Please see this: https://github.com/AnantharamanLab/METABOLIC/issues/41 , if some MAGS don't have a GTDB classification it might result in this error you are seeing with $cat

PaulaCat commented 2 years ago

Hi Chao!

I finally fixed the error I reported but now I am getting different errors.

Here is the first one:

[2021-10-22 18:02:11] Drawing energy flow chart... ==> Processed 37/40 genomes (92%) |█████████████▉ | [ 3.59genome/s, ETA 00:00]FATAL: Sequence identifiers must be unique.

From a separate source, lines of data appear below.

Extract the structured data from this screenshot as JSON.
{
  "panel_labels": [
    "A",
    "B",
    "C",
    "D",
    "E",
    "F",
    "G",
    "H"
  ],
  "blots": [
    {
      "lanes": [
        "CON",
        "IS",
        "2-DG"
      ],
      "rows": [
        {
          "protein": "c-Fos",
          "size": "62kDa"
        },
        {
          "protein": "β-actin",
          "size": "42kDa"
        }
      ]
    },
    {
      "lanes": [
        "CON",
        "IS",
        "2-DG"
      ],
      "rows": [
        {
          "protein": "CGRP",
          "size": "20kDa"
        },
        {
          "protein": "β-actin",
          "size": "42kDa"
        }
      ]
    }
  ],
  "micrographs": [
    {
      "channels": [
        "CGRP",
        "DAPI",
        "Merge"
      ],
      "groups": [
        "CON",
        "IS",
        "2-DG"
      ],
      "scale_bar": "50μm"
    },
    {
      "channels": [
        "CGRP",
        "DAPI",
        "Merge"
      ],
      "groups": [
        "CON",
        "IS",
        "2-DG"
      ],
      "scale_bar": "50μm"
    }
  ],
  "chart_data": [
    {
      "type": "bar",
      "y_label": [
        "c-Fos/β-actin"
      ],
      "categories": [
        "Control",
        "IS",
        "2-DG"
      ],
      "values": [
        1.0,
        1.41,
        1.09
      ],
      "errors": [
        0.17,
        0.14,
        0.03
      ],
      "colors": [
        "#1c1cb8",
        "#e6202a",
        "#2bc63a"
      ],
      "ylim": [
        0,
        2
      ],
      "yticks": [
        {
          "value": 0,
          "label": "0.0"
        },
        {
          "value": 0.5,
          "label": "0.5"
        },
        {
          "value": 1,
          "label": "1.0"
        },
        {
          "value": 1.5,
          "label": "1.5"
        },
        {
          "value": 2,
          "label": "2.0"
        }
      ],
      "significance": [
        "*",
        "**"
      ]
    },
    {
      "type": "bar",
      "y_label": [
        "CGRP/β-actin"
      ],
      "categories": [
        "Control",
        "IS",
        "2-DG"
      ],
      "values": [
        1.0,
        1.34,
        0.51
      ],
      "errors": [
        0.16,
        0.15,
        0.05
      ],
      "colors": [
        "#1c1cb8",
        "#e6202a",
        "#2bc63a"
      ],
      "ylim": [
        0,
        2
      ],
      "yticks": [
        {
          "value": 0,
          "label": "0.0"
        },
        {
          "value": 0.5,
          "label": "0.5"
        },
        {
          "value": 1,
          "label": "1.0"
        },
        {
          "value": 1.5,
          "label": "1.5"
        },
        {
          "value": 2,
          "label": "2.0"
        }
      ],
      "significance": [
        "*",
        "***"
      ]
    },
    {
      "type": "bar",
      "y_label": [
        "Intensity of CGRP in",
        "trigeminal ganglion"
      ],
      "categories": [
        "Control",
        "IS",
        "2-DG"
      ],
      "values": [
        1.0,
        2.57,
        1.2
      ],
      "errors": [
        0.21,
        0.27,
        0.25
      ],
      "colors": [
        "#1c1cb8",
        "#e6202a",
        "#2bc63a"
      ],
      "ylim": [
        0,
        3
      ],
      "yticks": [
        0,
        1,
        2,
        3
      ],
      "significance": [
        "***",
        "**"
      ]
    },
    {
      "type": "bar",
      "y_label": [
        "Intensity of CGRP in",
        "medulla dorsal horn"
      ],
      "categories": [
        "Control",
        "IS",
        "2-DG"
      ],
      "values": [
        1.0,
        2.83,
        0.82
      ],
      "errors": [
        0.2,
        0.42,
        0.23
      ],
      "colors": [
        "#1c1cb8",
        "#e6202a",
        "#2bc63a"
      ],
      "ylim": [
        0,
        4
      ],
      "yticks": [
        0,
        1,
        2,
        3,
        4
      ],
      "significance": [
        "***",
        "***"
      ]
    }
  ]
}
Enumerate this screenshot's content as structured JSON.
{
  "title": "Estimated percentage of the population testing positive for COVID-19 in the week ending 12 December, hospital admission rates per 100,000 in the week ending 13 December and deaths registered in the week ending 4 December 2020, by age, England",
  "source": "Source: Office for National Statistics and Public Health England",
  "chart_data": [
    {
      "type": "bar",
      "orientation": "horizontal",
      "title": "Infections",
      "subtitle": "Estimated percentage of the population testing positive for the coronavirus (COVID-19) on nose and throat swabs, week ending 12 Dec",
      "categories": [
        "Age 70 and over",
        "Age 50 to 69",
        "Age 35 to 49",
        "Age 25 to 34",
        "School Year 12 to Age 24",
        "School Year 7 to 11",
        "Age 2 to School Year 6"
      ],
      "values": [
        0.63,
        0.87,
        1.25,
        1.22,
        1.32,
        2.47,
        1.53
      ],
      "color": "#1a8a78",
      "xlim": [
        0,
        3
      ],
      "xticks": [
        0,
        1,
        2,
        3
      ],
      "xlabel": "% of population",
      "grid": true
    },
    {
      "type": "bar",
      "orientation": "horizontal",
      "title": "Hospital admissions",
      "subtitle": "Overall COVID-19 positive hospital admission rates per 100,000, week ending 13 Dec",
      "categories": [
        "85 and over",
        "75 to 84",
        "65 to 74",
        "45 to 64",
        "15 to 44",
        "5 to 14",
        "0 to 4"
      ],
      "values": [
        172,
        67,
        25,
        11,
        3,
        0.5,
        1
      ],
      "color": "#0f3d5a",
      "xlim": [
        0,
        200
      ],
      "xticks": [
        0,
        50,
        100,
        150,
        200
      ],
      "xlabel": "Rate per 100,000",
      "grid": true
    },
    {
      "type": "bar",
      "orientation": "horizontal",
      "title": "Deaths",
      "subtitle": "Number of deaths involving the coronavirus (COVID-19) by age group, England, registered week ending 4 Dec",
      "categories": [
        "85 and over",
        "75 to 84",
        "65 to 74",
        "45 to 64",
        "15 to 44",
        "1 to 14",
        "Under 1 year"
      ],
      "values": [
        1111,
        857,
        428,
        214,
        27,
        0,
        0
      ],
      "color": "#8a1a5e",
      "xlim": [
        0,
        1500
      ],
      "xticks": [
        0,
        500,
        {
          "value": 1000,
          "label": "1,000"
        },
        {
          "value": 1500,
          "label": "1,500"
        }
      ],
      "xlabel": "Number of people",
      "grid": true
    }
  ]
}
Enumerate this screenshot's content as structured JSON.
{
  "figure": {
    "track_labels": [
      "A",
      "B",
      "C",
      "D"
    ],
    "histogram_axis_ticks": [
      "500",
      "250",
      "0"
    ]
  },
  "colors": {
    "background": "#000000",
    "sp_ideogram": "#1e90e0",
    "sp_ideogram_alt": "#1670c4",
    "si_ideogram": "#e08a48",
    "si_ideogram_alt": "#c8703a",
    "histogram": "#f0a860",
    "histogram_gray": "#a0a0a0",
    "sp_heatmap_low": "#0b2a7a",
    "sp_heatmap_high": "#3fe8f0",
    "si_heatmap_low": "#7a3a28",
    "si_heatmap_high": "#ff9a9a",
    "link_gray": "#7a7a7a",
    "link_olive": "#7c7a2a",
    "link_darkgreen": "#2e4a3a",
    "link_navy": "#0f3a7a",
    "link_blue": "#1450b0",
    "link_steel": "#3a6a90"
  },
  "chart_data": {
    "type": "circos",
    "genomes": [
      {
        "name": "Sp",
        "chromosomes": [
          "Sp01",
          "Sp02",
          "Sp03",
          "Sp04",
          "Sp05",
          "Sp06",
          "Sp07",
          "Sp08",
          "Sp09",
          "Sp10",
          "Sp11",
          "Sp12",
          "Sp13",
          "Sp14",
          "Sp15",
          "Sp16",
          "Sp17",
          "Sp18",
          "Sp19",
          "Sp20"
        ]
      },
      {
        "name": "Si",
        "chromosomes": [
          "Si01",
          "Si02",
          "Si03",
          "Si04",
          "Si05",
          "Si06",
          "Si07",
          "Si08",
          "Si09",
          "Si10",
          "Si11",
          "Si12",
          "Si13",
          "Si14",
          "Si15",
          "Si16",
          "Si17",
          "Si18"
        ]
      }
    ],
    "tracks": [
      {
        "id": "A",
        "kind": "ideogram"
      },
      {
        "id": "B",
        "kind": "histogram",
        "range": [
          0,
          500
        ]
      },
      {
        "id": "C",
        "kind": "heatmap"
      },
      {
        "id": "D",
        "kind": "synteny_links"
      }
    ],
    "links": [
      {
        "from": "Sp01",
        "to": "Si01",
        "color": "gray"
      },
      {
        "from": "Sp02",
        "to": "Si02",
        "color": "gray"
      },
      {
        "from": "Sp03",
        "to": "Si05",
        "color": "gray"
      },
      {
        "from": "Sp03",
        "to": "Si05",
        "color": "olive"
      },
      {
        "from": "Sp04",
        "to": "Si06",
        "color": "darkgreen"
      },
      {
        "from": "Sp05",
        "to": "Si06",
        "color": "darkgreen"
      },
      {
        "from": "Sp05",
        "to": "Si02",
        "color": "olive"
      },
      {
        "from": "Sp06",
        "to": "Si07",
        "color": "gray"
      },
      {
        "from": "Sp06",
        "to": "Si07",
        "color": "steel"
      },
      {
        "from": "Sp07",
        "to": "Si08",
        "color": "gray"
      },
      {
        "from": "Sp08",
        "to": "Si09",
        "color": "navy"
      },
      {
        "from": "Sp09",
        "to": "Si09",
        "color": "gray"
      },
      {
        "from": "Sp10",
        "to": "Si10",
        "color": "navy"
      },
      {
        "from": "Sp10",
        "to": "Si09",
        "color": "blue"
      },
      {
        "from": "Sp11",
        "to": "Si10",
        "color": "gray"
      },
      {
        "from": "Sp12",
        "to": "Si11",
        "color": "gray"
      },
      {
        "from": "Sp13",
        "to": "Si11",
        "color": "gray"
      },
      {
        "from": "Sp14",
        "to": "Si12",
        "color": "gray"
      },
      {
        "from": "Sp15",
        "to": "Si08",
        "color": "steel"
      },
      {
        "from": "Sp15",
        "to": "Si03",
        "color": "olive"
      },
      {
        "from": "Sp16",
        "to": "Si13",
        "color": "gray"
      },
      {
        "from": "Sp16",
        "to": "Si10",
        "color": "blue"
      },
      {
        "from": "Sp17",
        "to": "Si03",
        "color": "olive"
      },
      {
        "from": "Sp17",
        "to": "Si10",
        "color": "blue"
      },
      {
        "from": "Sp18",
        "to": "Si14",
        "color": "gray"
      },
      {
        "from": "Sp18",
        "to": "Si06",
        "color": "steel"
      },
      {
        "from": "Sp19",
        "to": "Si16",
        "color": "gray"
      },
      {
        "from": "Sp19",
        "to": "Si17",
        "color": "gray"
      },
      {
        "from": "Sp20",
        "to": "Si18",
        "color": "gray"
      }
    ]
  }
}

Your fasta file contains two sequences with the same id (NODE_550_length_25751_cov_6.775685_1) Use of uninitialized value $cat in concatenation (.) or string at /cluster/project/magna/software/METABOLIC/METABOLIC/METABOLIC-C.pl line 1463.

Here is the second one :

Use of uninitialized value in concatenation (.) or string at /cluster/project/magna/software/METABOLIC/METABOLIC/METABOLIC-C.pl line 1486. Loading required package: ggplot2 Error: Must request at least one colour from a hue palette. In addition: Warning message: The parameter infer.label is deprecated. Use aes(label = after_stat(stratum)). Execution halted Loading required package: ggplot2

Do you know how can I fix them?

Let me know if you need me to provide you with the submitted scripts again!

Paula.

ChaoLab commented 2 years ago

Hi Chao!

I finally fixed the error I reported but now I am getting different errors.

Here is the first one:

[2021-10-22 18:02:11] Drawing energy flow chart... ==> Processed 37/40 genomes (92%) |█████████████▉ | [ 3.59genome/s, ETA 00:00]FATAL: Sequence identifiers must be unique. Your fasta file contains two sequences with the same id (NODE_550_length_25751_cov_6.775685_1) Use of uninitialized value $cat in concatenation (.) or string at /cluster/project/magna/software/METABOLIC/METABOLIC/METABOLIC-C.pl line 1463.

Here is the second one :

Use of uninitialized value in concatenation (.) or string at /cluster/project/magna/software/METABOLIC/METABOLIC/METABOLIC-C.pl line 1486. Loading required package: ggplot2 Error: Must request at least one colour from a hue palette. In addition: Warning message: The parameter infer.label is deprecated. Use aes(label = after_stat(stratum)). Execution halted Loading required package: ggplot2

Do you know how can I fix them?

Let me know if you need me to provide you with the submitted scripts again!

Paula.

  1. For the first problem, it might just literally point to that your fasta file has duplicated sequences (or at least sequences with duplicated names).
  2. For the second problem, I guess this is a downstream error report due to the "$cat" issue in the first problem (I guess "$Bin2Cat{$gn}[0]" is uninitiated due to $cat is uninitiated in the first problem).

So maybe first you need to solve the input fasta sequence id duplication issue.